L’article 17.1 du règlement et l’article 15.1 de la convention déterminent enfin deux conditions pour la qualification de contrat de consommation, l’une au regard de son objet et l’autre au regard de la nature du contrat conclu.

4236 La première condition concerne l’objet du contrat.

Le consommateur est défini comme une personne concluant un « contrat pour un usage pouvant être considéré comme étranger à son activité professionnelle ». Selon une jurisprudence constante de la Cour de justice de l’Union européenne, il résulte du libellé et de la fonction de cette disposition que celle-ci ne vise que le consommateur final privé, non engagé dans des activités commerciales ou professionnelles265.

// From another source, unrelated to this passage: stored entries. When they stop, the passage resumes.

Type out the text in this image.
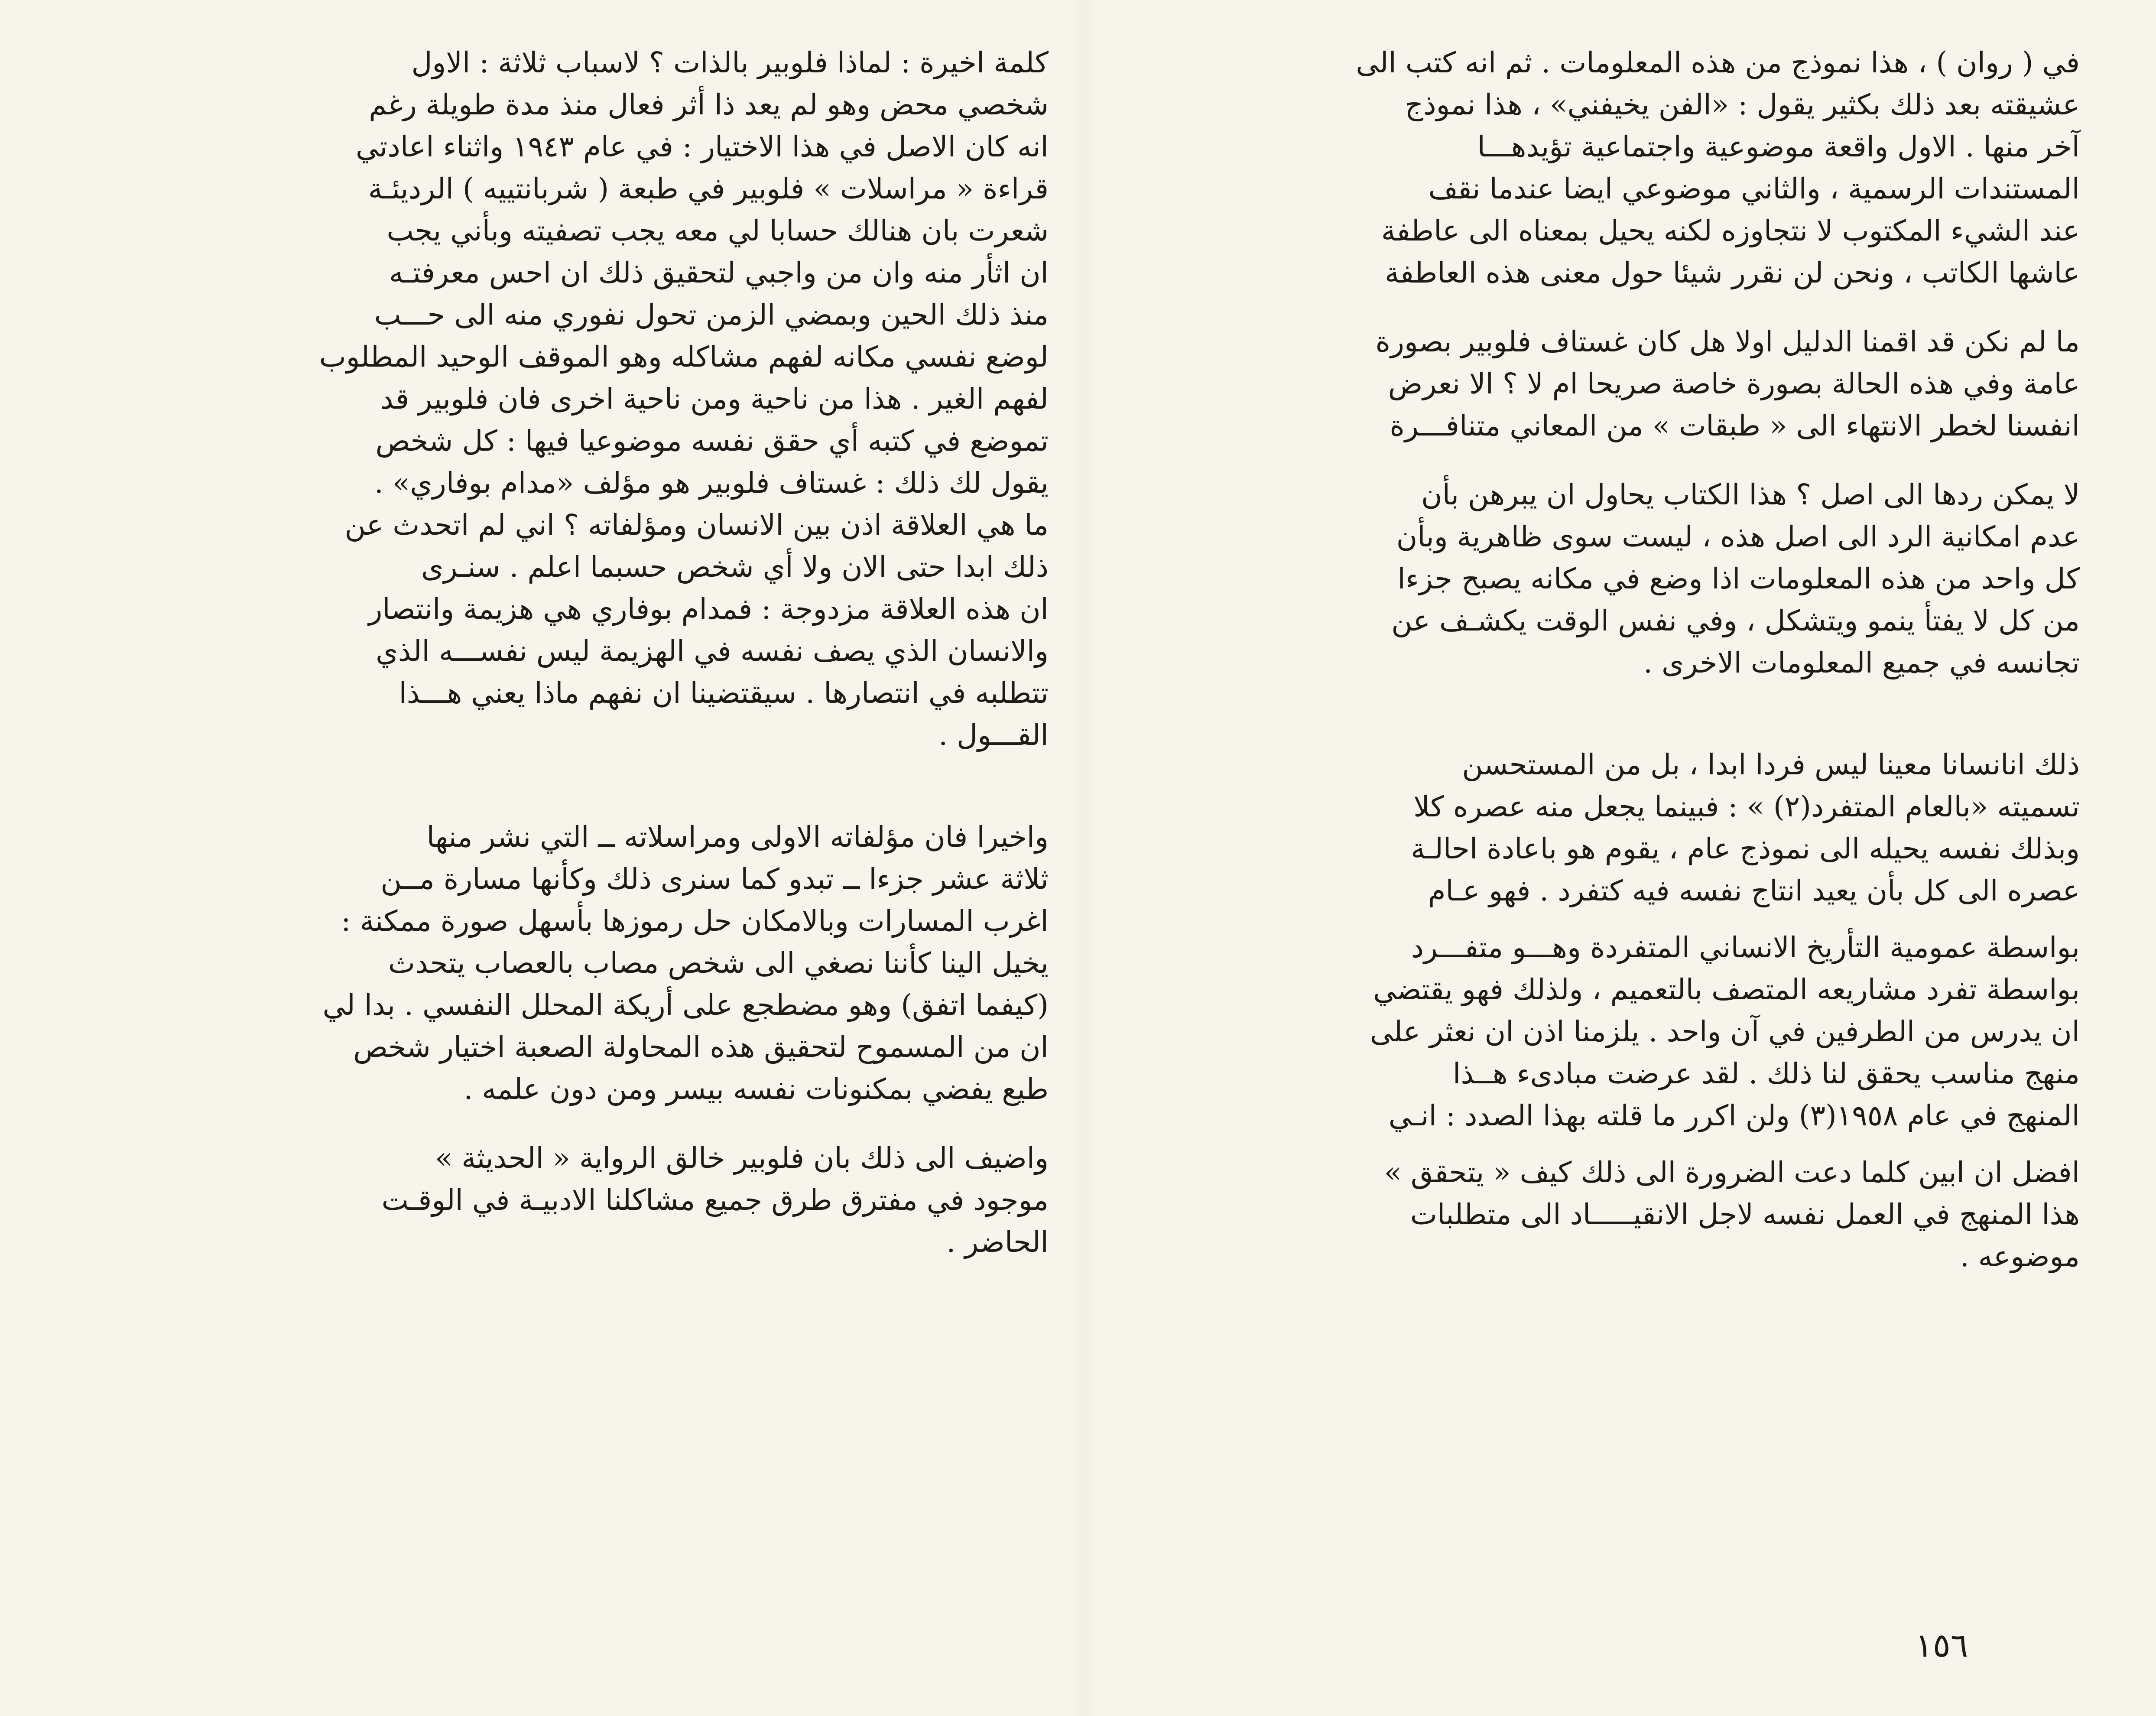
في ( روان ) ، هذا نموذج من هذه المعلومات . ثم انه كتب الى
عشيقته بعد ذلك بكثير يقول : «الفن يخيفني» ، هذا نموذج
آخر منها . الاول واقعة موضوعية واجتماعية تؤيدهـــا
المستندات الرسمية ، والثاني موضوعي ايضا عندما نقف
عند الشيء المكتوب لا نتجاوزه لكنه يحيل بمعناه الى عاطفة
عاشها الكاتب ، ونحن لن نقرر شيئا حول معنى هذه العاطفة

ما لم نكن قد اقمنا الدليل اولا هل كان غستاف فلوبير بصورة
عامة وفي هذه الحالة بصورة خاصة صريحا ام لا ؟ الا نعرض
انفسنا لخطر الانتهاء الى « طبقات » من المعاني متنافـــرة

لا يمكن ردها الى اصل ؟ هذا الكتاب يحاول ان يبرهن بأن
عدم امكانية الرد الى اصل هذه ، ليست سوى ظاهرية وبأن
كل واحد من هذه المعلومات اذا وضع في مكانه يصبح جزءا
من كل لا يفتأ ينمو ويتشكل ، وفي نفس الوقت يكشـف عن
تجانسه في جميع المعلومات الاخرى .

ذلك انانسانا معينا ليس فردا ابدا ، بل من المستحسن
تسميته «بالعام المتفرد(٢) » : فبينما يجعل منه عصره كلا
وبذلك نفسه يحيله الى نموذج عام ، يقوم هو باعادة احالـة
عصره الى كل بأن يعيد انتاج نفسه فيه كتفرد . فهو عـام

بواسطة عمومية التأريخ الانساني المتفردة وهـــو متفـــرد
بواسطة تفرد مشاريعه المتصف بالتعميم ، ولذلك فهو يقتضي
ان يدرس من الطرفين في آن واحد . يلزمنا اذن ان نعثر على
منهج مناسب يحقق لنا ذلك . لقد عرضت مبادىء هــذا
المنهج في عام ١٩٥٨(٣) ولن اكرر ما قلته بهذا الصدد : انـي

افضل ان ابين كلما دعت الضرورة الى ذلك كيف « يتحقق »
هذا المنهج في العمل نفسه لاجل الانقيـــــاد الى متطلبات
موضوعه .

كلمة اخيرة : لماذا فلوبير بالذات ؟ لاسباب ثلاثة : الاول
شخصي محض وهو لم يعد ذا أثر فعال منذ مدة طويلة رغم
انه كان الاصل في هذا الاختيار : في عام ١٩٤٣ واثناء اعادتي
قراءة « مراسلات » فلوبير في طبعة ( شربانتييه ) الرديئـة
شعرت بان هنالك حسابا لي معه يجب تصفيته وبأني يجب
ان اثأر منه وان من واجبي لتحقيق ذلك ان احس معرفتـه
منذ ذلك الحين وبمضي الزمن تحول نفوري منه الى حـــب
لوضع نفسي مكانه لفهم مشاكله وهو الموقف الوحيد المطلوب
لفهم الغير . هذا من ناحية ومن ناحية اخرى فان فلوبير قد
تموضع في كتبه أي حقق نفسه موضوعيا فيها : كل شخص
يقول لك ذلك : غستاف فلوبير هو مؤلف «مدام بوفاري» .
ما هي العلاقة اذن بين الانسان ومؤلفاته ؟ اني لم اتحدث عن
ذلك ابدا حتى الان ولا أي شخص حسبما اعلم . سنـرى
ان هذه العلاقة مزدوجة : فمدام بوفاري هي هزيمة وانتصار
والانسان الذي يصف نفسه في الهزيمة ليس نفســـه الذي
تتطلبه في انتصارها . سيقتضينا ان نفهم ماذا يعني هـــذا
القـــول .

واخيرا فان مؤلفاته الاولى ومراسلاته ــ التي نشر منها
ثلاثة عشر جزءا ــ تبدو كما سنرى ذلك وكأنها مسارة مــن
اغرب المسارات وبالامكان حل رموزها بأسهل صورة ممكنة :
يخيل الينا كأننا نصغي الى شخص مصاب بالعصاب يتحدث
(كيفما اتفق) وهو مضطجع على أريكة المحلل النفسي . بدا لي
ان من المسموح لتحقيق هذه المحاولة الصعبة اختيار شخص
طيع يفضي بمكنونات نفسه بيسر ومن دون علمه .

واضيف الى ذلك بان فلوبير خالق الرواية « الحديثة »
موجود في مفترق طرق جميع مشاكلنا الادبيـة في الوقـت
الحاضر .

١٥٦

La Cour a ainsi pu préciser : « Afin d’établir la qualité de consommateur d’une personne, notion qu’il convient d’interpréter de manière restrictive, il y a lieu de se référer à la position de cette personne dans un contrat déterminé, en rapport avec la nature et la finalité de celui-ci, et non pas à la situation subjective de cette même personne. Une seule et même personne peut être considérée comme un consommateur dans le cadre de certaines opérations et un opérateur économique dans le cadre d’autres opérations. Par conséquent, seuls les contrats conclus aux fins de satisfaire aux propres besoins de consommation privée d’un individu relèvent des dispositions protectrices du consommateur en tant que partie réputée économiquement plus faible. La protection particulière voulue par ces dispositions ne se justifie pas en cas de contrats ayant comme but une activité professionnelle, fût-elle prévue pour l’avenir, étant donné que le caractère futur d’une activité n’enlève rien à sa nature professionnelle. Il est ainsi conforme tant à la lettre qu’à l’esprit ainsi qu’au but des dispositions considérées de conclure que le régime particulier de protection institué par elles vise uniquement les contrats conclus en dehors et indépendamment de toute activité ou finalité professionnelle, actuelle ou future »266.

4237 La deuxième condition concerne la nature du contrat conclu.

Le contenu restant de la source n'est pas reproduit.